Эмоциональная жизнь мозга - стр. 16
Я отчетливо помню то волнение, которое испытывал, когда увидел, что мозг коррелирует с положительными и отрицательными эмоциями. Тот факт, что активность произошла не в стволе мозга или лимбической системе (примитивных областях, которые не играют никакой роли в познании), а в располагающейся выше префронтальной коре, дал мне намек на то, что наше исследование взволнует научное сообщество. В своем ограниченном размышлении о мозге и эмоциях психология пришла к выводу, что гипоталамус и другие части лимбической системы играют главную роль (вспомните эксперименты, в которых уничтожался гипоталамус крысы, что вело к нарушению эмоций животного). Тем не менее мы указали на префронтальную кору. Эта область считалась местом расположения человеческого рассудка, местоположением предусмотрительности и мудрости, рациональности и других когнитивных функций, которые отличают нас от «низших» животных. Но мы также говорили о том, что эта область управляет нашими эмоциями и эта преграда, которую психология возвела между разумом и эмоциями, фактически не была ничем обоснована.
Мозг младенца
Я сразу же начал задаваться вопросом, развивается ли эта латерализация, при которой правая префронтальная область поддерживает отрицательные эмоции, а левая – положительные, в течение многих лет или присутствует с самого рождения? Чтобы найти ответ, необходимо было изучать детей таких маленьких, каких мы только могли отыскать, чтобы они сидели смирно. К счастью, во время визита в Гарвард в 1978 году я столкнулся с бывшим одногруппником по аспирантуре Натаном Фоксом. Натан писал дипломную работу совместно с Джеромом Каганом, одним из ведущих психологов в области развития, и недавно переехал в Нью-Йорк для работы в больнице Рузвельта. Поболтав некоторое время во дворе Гарварда, мы договорились поговорить еще раз, когда вернемся в Нью-Йорк. Натан был заинтересован в изучении детского характера и развития эмоций, но никогда не проводил неврологические исследования. Я же никогда не изучал детей. Так началось наше сотрудничество.

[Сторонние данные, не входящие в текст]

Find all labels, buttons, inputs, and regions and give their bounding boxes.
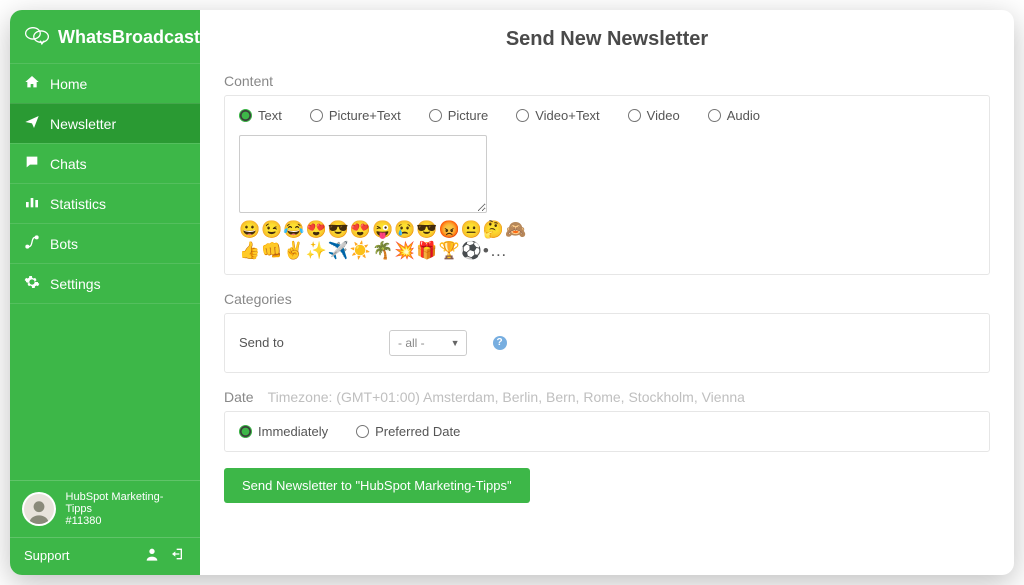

Мы набрали тридцать восемь десятимесячных младенцев (возраст, в котором дети могут четко распознавать лица), дав объявления в нью-йоркских газетах о проведении исследования по «психофизиологии эмоционального развития». Я не верил, что видеозаписи, которые мы использовали ранее, могут вызвать требуемые эмоции у таких маленьких детей (в конце концов, необходимо довольно развитое чувство комического, чтобы находить купание горилл забавным), так что я решил начать с основ и использовал ролики с актрисой, которая смеялась либо плакала. Как и в моем первоначальном исследовании по поиску литерализации эмоций, я снабдил каждого ребенка крошечной шапочкой (на этот раз там было восемь электродов, а не шестнадцать). После того как я объяснял матери, что нас интересуют изменения в работе мозга, связанные с различными эмоциями, я просил ее устроиться поудобнее перед экраном телевизора, удерживая ребенка у себя на коленях. Затем я включал видеозапись.

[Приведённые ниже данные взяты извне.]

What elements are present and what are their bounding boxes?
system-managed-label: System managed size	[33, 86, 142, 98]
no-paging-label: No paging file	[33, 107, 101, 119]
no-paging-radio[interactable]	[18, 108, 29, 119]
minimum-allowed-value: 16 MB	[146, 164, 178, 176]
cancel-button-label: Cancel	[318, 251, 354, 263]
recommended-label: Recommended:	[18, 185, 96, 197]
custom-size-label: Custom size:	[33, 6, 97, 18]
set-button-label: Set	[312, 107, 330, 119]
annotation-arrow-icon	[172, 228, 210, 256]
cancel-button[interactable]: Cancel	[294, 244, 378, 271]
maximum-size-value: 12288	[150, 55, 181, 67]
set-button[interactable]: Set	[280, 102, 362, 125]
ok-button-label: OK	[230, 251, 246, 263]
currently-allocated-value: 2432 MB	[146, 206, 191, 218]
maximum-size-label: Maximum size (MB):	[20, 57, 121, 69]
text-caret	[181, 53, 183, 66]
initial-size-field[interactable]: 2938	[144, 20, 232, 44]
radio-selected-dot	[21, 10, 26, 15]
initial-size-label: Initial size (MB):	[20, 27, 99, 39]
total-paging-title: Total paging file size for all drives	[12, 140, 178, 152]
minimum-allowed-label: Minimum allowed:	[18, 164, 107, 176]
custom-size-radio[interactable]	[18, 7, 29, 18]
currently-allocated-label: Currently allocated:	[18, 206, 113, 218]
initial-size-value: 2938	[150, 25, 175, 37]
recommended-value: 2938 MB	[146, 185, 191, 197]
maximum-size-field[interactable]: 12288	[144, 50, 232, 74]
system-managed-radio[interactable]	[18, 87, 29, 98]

Вы можете подумать, что вызвать определенные эмоции у десятимесячного ребенка было каверзной задачей. Все родители в конце концов теряли дар речи, увидев, что заставляет их детей плакать и смеяться. Но по двум важным причинам младенцы куда лучше подходили для такого рода экспериментов, нежели взрослые, которых я исследовал первоначально. Во-первых, дети очень эмоционально выразительны, они хихикают, плачут, вздрагивают от ужаса или отвращения так сильно, что у вас нет сомнений по поводу того, что они чувствуют. Кроме того, дети пребывают в блаженном неведении о социальных ограничениях. Взрослый человек может попытаться подавить хохот, если думает, что юмор в видеоролике недалекий (хотя и веселый), или подвергнуть цензуре гримасу отвращения, если считает, что показывать отвращение – это не по-мужски. Дети же открыто выражают свои эмоции.